AS WE ALWAYS SAID growing up in New Jersey, you can take the boy out of the mall, but you can't take the mall out of the boy. My youth was misspent playing hours of Street Fighter in arcades, punctuated by runs to the Cookie Factory and other fine food court eateries. This has left me susceptible to a number of cultural prejudices. I'm a little uneasy around snake-handlers, I don't understand the beach culture, and I've never liked guns--unless they're attached by a cord to a video game console.
Until I was about 22, I only knew two people who owned guns, my cousin John Coffey and a college classmate, Rob Harwood. John was a cop. During my senior year, Rob gunned down another classmate of mine over a dispute within the Johns Hopkins College Republicans club. So half of the gun owners I knew were homicidal maniacs.
I've always considered the Second Amendment an uncomfortable part of the Constitution, like the stuff about the three-fifths. I bought it, because I'm what Al Gore would call a "strict constructionist," but that didn't mean I would have written it that way.
On the other hand, I'm a sucker for fads and today guns are hot. A college chapter of the Second Amendment Sisters sprouted up at Mount Holyoke, Harvard Law School got a gun club, and ROTCers in the Ivy League are now out and proud.
So I couldn't pass up the invitation from the National Shooting Sports Foundation to attend their media "seminar" last Friday.
Held at the Fairfax Rod & Gun Club (official gun club of another strict constructionist, Antonin Scalia), the NSSF promised "the only event that dares to put loaded guns in journalists' hands!" one in which reporters would be tutored by a firearms all-star team. Ten minutes in, I was hooked.
My first instructor was a former Secret Service agent named Walt Rauch, who taught me gun safety and handling. Walt--who's a gem of a guy--is something of a hard case. He left the Secret Service to be an investigator with the Philadelphia Fugitive Squad (he made over 2,000 arrests). Today Walt is a writer and he gave me a copy of his latest book, Real-World Survival! What Has Worked For Me. It's a great read with all sorts of tips, like how to answer the door while holding a pistol at the ready concealed under a newspaper.
After Walt gave me my basic training, I went to work with a Glock 9mm semi-automatic pistol on the range. I wasn't much of a shot until Todd Jarrett got a hold of me. Todd is a four-time world champion in practical pistol shooting.

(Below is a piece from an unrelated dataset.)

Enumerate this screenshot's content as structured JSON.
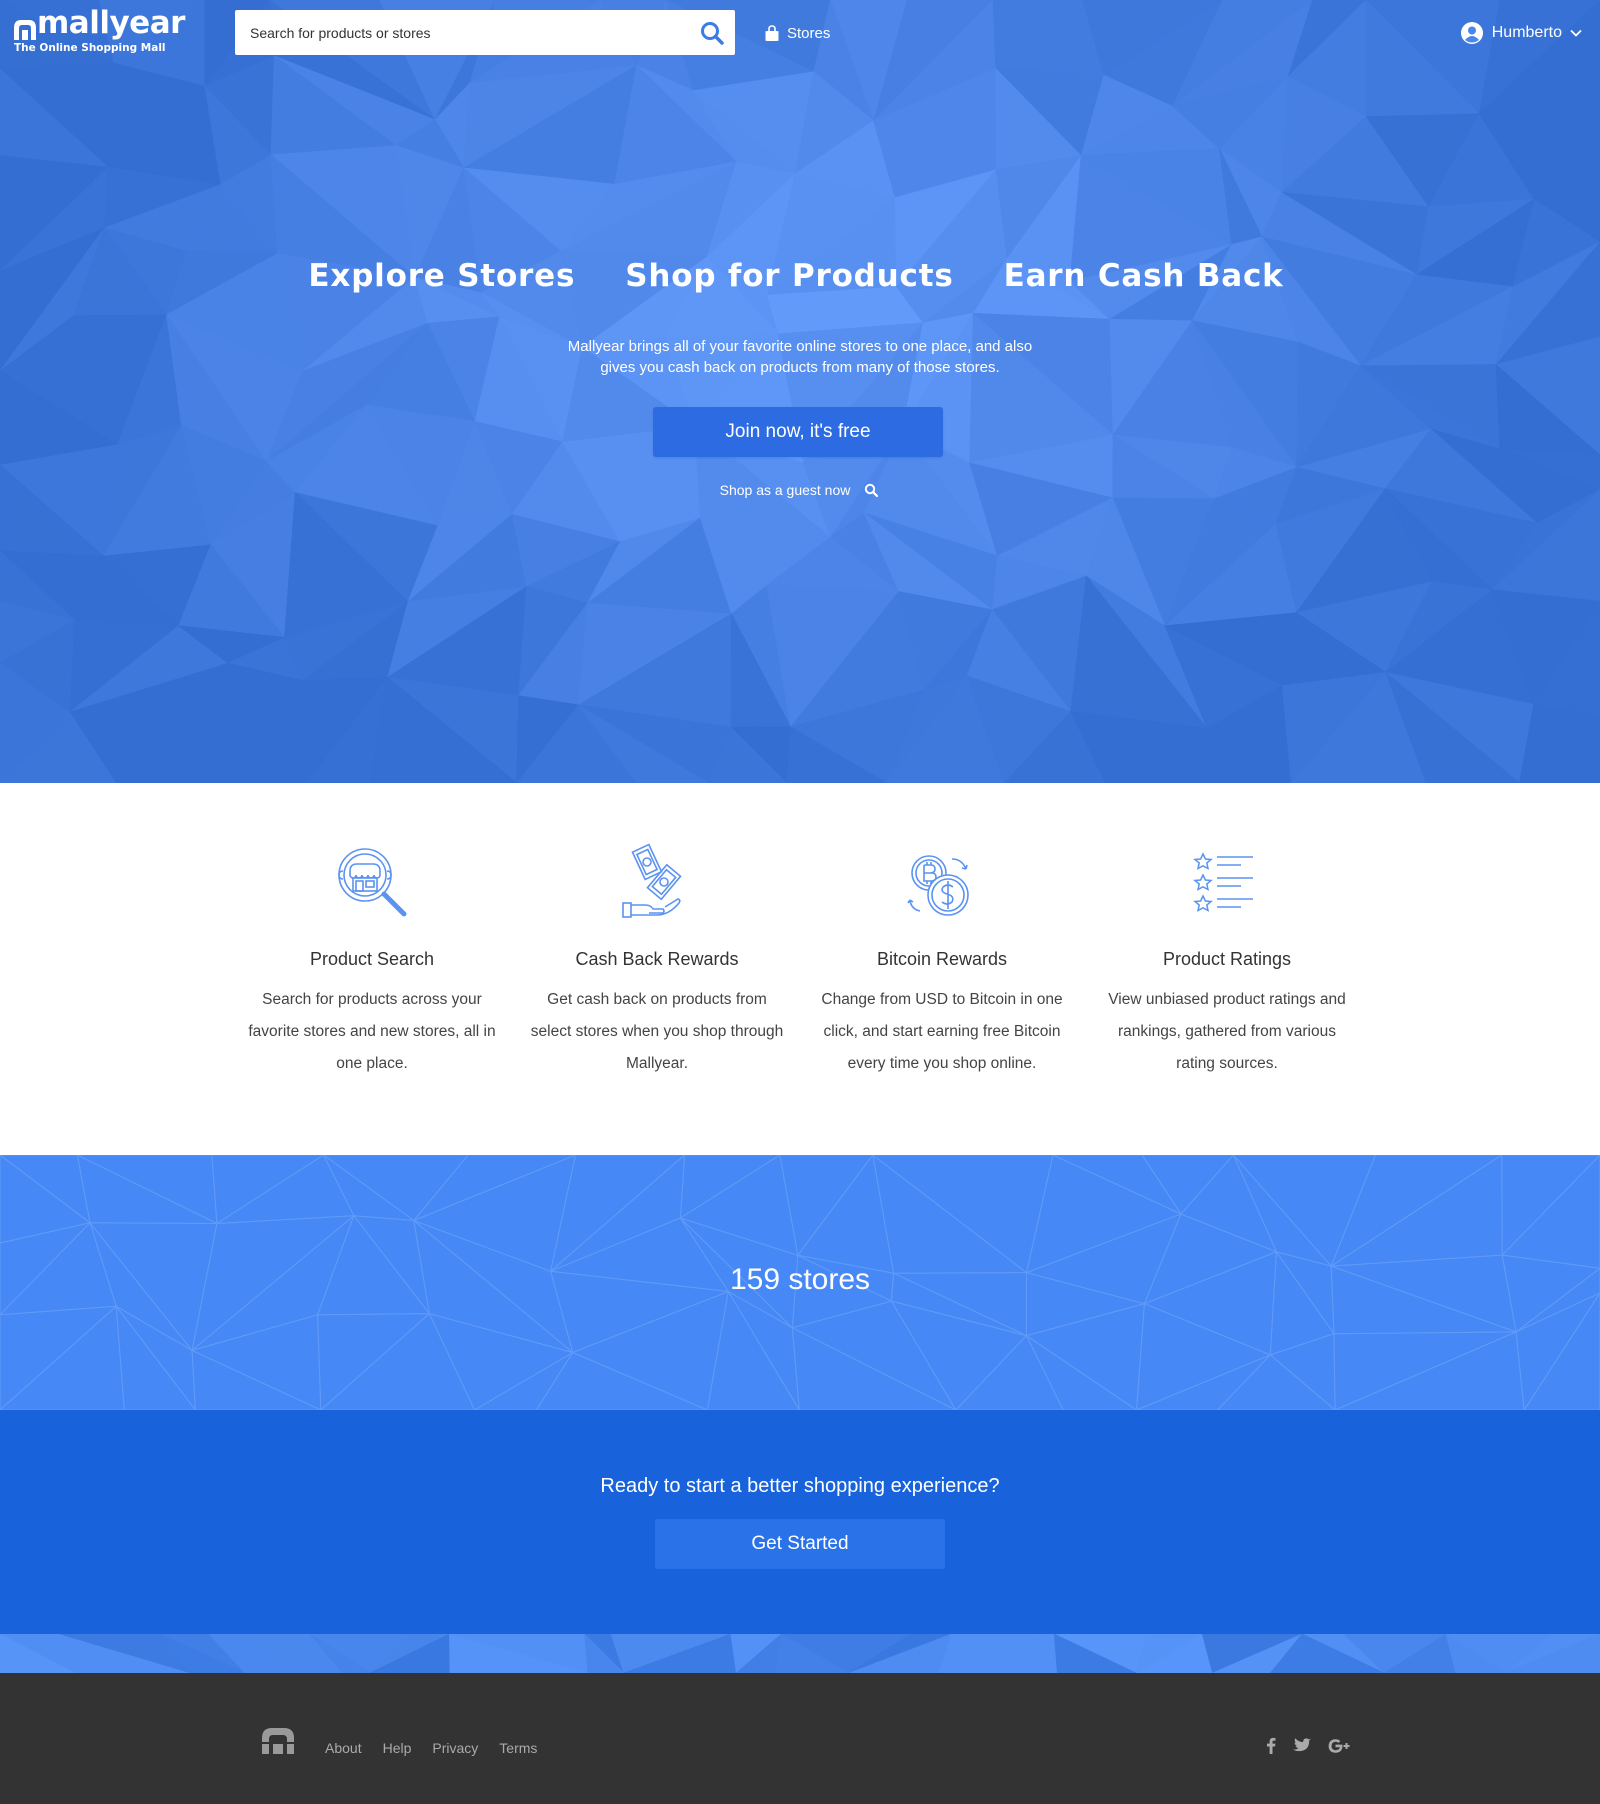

In the gun world, "practical" shooting means none of that namby-pamby antiseptic target practice stuff--it's shooting from the draw and on the move.
I don't know much about guns, but I know this: Todd Jarrett is fast. He did an exercise for us called "El Presidente," where he starts with his back to three targets, then turns, draws, puts two shots into each target (dead center), changes magazines, and puts two more shots into each. In 4.26 seconds.
Todd taught me how to steady my grip by squeezing my left hand and how to get my weight shifted forward just enough in my stance. He helped me smooth out my trigger pull and focus on the sight picture. He made me a competent shooter in a half hour. But the whole time I couldn't stop thinking that as quiet and pleasant as he was, 150 years ago Todd would have been a professional killer like Johnny Ringo. It made me like him all the more.
My final celebrity instructor was Linda Joy, the women's world champion skeet shooter who managed to be, all at once, charming, cerebral, and a total babe. (I can say this now because I'm out of range.) Getting skeet lessons from Linda was a little like having Chris Evert hand me a racket and say, "C'mon, let me show you how to hit a forehand, kid."
All of which has left me feeling quite mixed up about the gun world. For one thing, I was struck by how much of the gun culture seems social in nature--the range I visited is a country club, not a militia. And not to put too fine a point on it, if there were any red necks, they were covered by white collars. The several dozen gun owners I met were soccer moms and dads whose most pronounced characteristic was their congeniality.
Sure, they're a little zealous on matters of "liberty." And they seemed eager to gain new converts. But they looked like America and I couldn't help thinking that in the post-September 11 world, our country is a better, safer place because of them.
Jonathan V. Last is online editor of The Weekly Standard.